With miniOrange's PAM solution, organizations can fortify their security posture and effectively manage privileged access, meeting regulatory requirements and reducing the likelihood of breaches.
1. PAM vs IAM
PAM (Privileged Access Management) deals with controlling privileged users' access to critical systems and data, focusing on elevated permissions. IAM (Identity and Access Management) oversees digital identities across the organization, ensuring every user has the appropriate access.
2. PAM vs Least Privileges:
PAM manages the access of privileged users, ensuring they have just the access they need. Least Privilege is a principle that all users, processes, or programs should have the minimum necessary privileges.

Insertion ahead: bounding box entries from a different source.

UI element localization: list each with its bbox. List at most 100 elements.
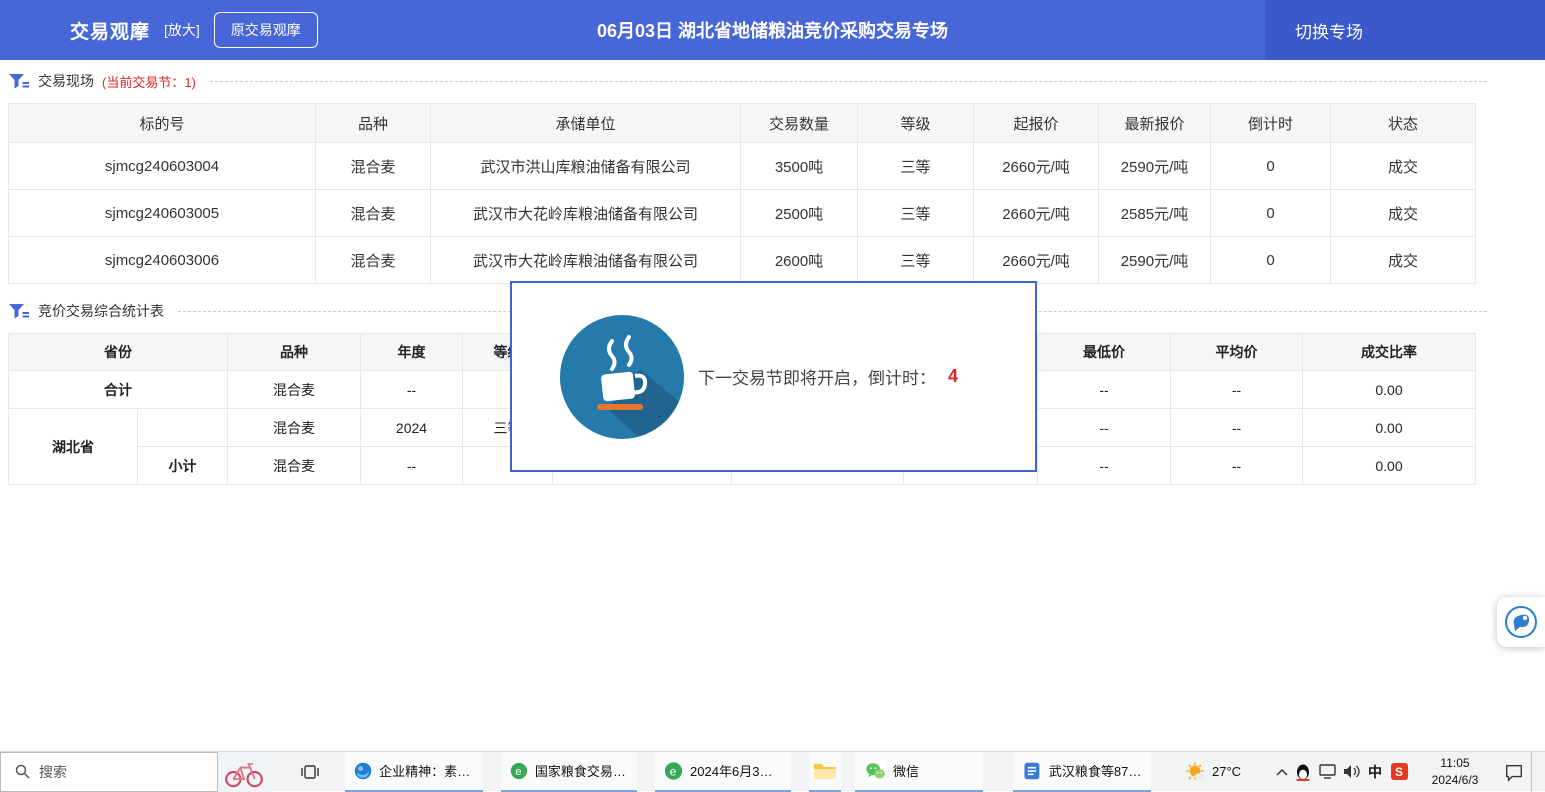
cell-variety: 混合麦	[316, 190, 431, 237]
qq-tray-icon[interactable]	[1291, 752, 1315, 792]
sogou-tray-icon[interactable]: S	[1387, 752, 1411, 792]
taskbar-app-wechat[interactable]: 微信	[855, 752, 983, 792]
col-status: 状态	[1331, 104, 1476, 143]
svg-text:e: e	[670, 764, 677, 778]
cell-ratio: 0.00	[1303, 447, 1476, 485]
display-tray-icon[interactable]	[1315, 752, 1339, 792]
cell-start-price: 2660元/吨	[974, 143, 1099, 190]
cell-province: 合计	[9, 371, 228, 409]
cell-year: 2024	[361, 409, 463, 447]
col-variety: 品种	[228, 334, 361, 371]
svg-text:e: e	[515, 766, 521, 778]
taskbar-search[interactable]	[0, 752, 218, 792]
cell-year: --	[361, 371, 463, 409]
task-view-button[interactable]	[295, 752, 325, 792]
cell-quantity: 2600吨	[741, 237, 858, 284]
table-header-row: 标的号 品种 承储单位 交易数量 等级 起报价 最新报价 倒计时 状态	[9, 104, 1476, 143]
original-observe-button[interactable]: 原交易观摩	[214, 12, 318, 48]
cell-lowest: --	[1038, 371, 1171, 409]
zoom-link[interactable]: [放大]	[164, 20, 200, 40]
news-interest-widget[interactable]	[218, 752, 270, 792]
cell-ratio: 0.00	[1303, 409, 1476, 447]
input-method-indicator[interactable]: 中	[1363, 752, 1387, 792]
cell-countdown: 0	[1211, 190, 1331, 237]
ime-label: 中	[1368, 762, 1382, 782]
countdown-value: 4	[948, 366, 958, 387]
clock[interactable]: 11:05 2024/6/3	[1419, 755, 1491, 787]
taskbar-app-browser-2[interactable]: e 国家粮食交易平台...	[501, 752, 637, 792]
cell-start-price: 2660元/吨	[974, 190, 1099, 237]
cell-storage-unit: 武汉市洪山库粮油储备有限公司	[431, 143, 741, 190]
table-row: sjmcg240603006 混合麦 武汉市大花岭库粮油储备有限公司 2600吨…	[9, 237, 1476, 284]
cell-latest-price: 2585元/吨	[1099, 190, 1211, 237]
status-badge: 成交	[1331, 190, 1476, 237]
system-tray: 中 S	[1273, 752, 1411, 792]
penguin-icon	[1295, 763, 1311, 781]
task-view-icon	[300, 762, 320, 782]
chevron-up-icon	[1276, 768, 1288, 776]
cell-variety: 混合麦	[316, 143, 431, 190]
header-left: 交易观摩 [放大] 原交易观摩	[70, 0, 318, 60]
col-year: 年度	[361, 334, 463, 371]
col-storage-unit: 承储单位	[431, 104, 741, 143]
section-title: 交易现场	[38, 71, 94, 91]
app-label: 微信	[893, 761, 919, 780]
countdown-dialog: 下一交易节即将开启，倒计时： 4	[510, 281, 1037, 472]
cell-average: --	[1171, 447, 1303, 485]
trading-table: 标的号 品种 承储单位 交易数量 等级 起报价 最新报价 倒计时 状态 sjmc…	[8, 103, 1476, 284]
wechat-icon	[864, 760, 886, 782]
cell-start-price: 2660元/吨	[974, 237, 1099, 284]
blue-globe-icon	[354, 760, 372, 782]
col-variety: 品种	[316, 104, 431, 143]
show-desktop-strip[interactable]	[1531, 752, 1537, 792]
cell-ratio: 0.00	[1303, 371, 1476, 409]
app-label: 企业精神：素尚执...	[379, 761, 474, 780]
col-province: 省份	[9, 334, 228, 371]
col-countdown: 倒计时	[1211, 104, 1331, 143]
cell-variety: 混合麦	[228, 371, 361, 409]
taskbar-app-file-explorer[interactable]	[809, 752, 841, 792]
taskbar-app-browser-1[interactable]: 企业精神：素尚执...	[345, 752, 483, 792]
cell-quantity: 3500吨	[741, 143, 858, 190]
cell-target-no: sjmcg240603006	[9, 237, 316, 284]
tray-expand-chevron[interactable]	[1273, 752, 1291, 792]
search-icon	[15, 764, 30, 779]
volume-tray-icon[interactable]	[1339, 752, 1363, 792]
app-label: 2024年6月3日地...	[690, 761, 782, 780]
cell-lowest: --	[1038, 447, 1171, 485]
countdown-message: 下一交易节即将开启，倒计时：	[698, 364, 936, 389]
switch-session-button[interactable]: 切换专场	[1265, 0, 1545, 60]
clock-date: 2024/6/3	[1419, 772, 1491, 788]
clock-time: 11:05	[1419, 755, 1491, 771]
cell-lowest: --	[1038, 409, 1171, 447]
trading-floor-section-head: 交易现场 (当前交易节：1)	[8, 71, 1487, 91]
cell-target-no: sjmcg240603004	[9, 143, 316, 190]
table-row: sjmcg240603004 混合麦 武汉市洪山库粮油储备有限公司 3500吨 …	[9, 143, 1476, 190]
sun-icon	[1185, 761, 1207, 783]
funnel-icon	[8, 303, 30, 319]
col-grade: 等级	[858, 104, 974, 143]
cell-sub: 小计	[138, 447, 228, 485]
blue-doc-icon	[1022, 760, 1042, 782]
cell-average: --	[1171, 371, 1303, 409]
green-browser-icon: e	[510, 760, 528, 782]
monitor-icon	[1319, 764, 1336, 779]
cell-storage-unit: 武汉市大花岭库粮油储备有限公司	[431, 237, 741, 284]
cell-quantity: 2500吨	[741, 190, 858, 237]
status-badge: 成交	[1331, 237, 1476, 284]
cell-countdown: 0	[1211, 237, 1331, 284]
cell-variety: 混合麦	[228, 409, 361, 447]
action-center-button[interactable]	[1497, 752, 1531, 792]
floating-service-button[interactable]	[1497, 597, 1545, 647]
taskbar-app-browser-3[interactable]: e 2024年6月3日地...	[655, 752, 791, 792]
taskbar: 企业精神：素尚执... e 国家粮食交易平台... e 2024年6月3日地..…	[0, 751, 1545, 791]
cell-variety: 混合麦	[316, 237, 431, 284]
section-title: 竞价交易综合统计表	[38, 301, 164, 321]
green-browser-icon: e	[664, 760, 683, 782]
search-input[interactable]	[39, 764, 199, 780]
notification-bubble-icon	[1504, 762, 1524, 782]
service-bubble-icon	[1504, 605, 1538, 639]
weather-widget[interactable]: 27°C	[1185, 752, 1255, 792]
taskbar-app-documents[interactable]: 武汉粮食等87个...	[1013, 752, 1151, 792]
col-quantity: 交易数量	[741, 104, 858, 143]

PAM embodies this principle for privileged users.
3. PAM vs Account vs Session Management:
Privileged Access Management (PAM) broadly safeguards all privileged access. Privileged Account Management focuses on handling accounts with elevated permissions, such as password rotations or setting expiration dates. Privileged Session Management monitors active sessions with privileged accounts, including real-time tracking and session audits. These distinctions guide organizations in bolstering their digital security strategies.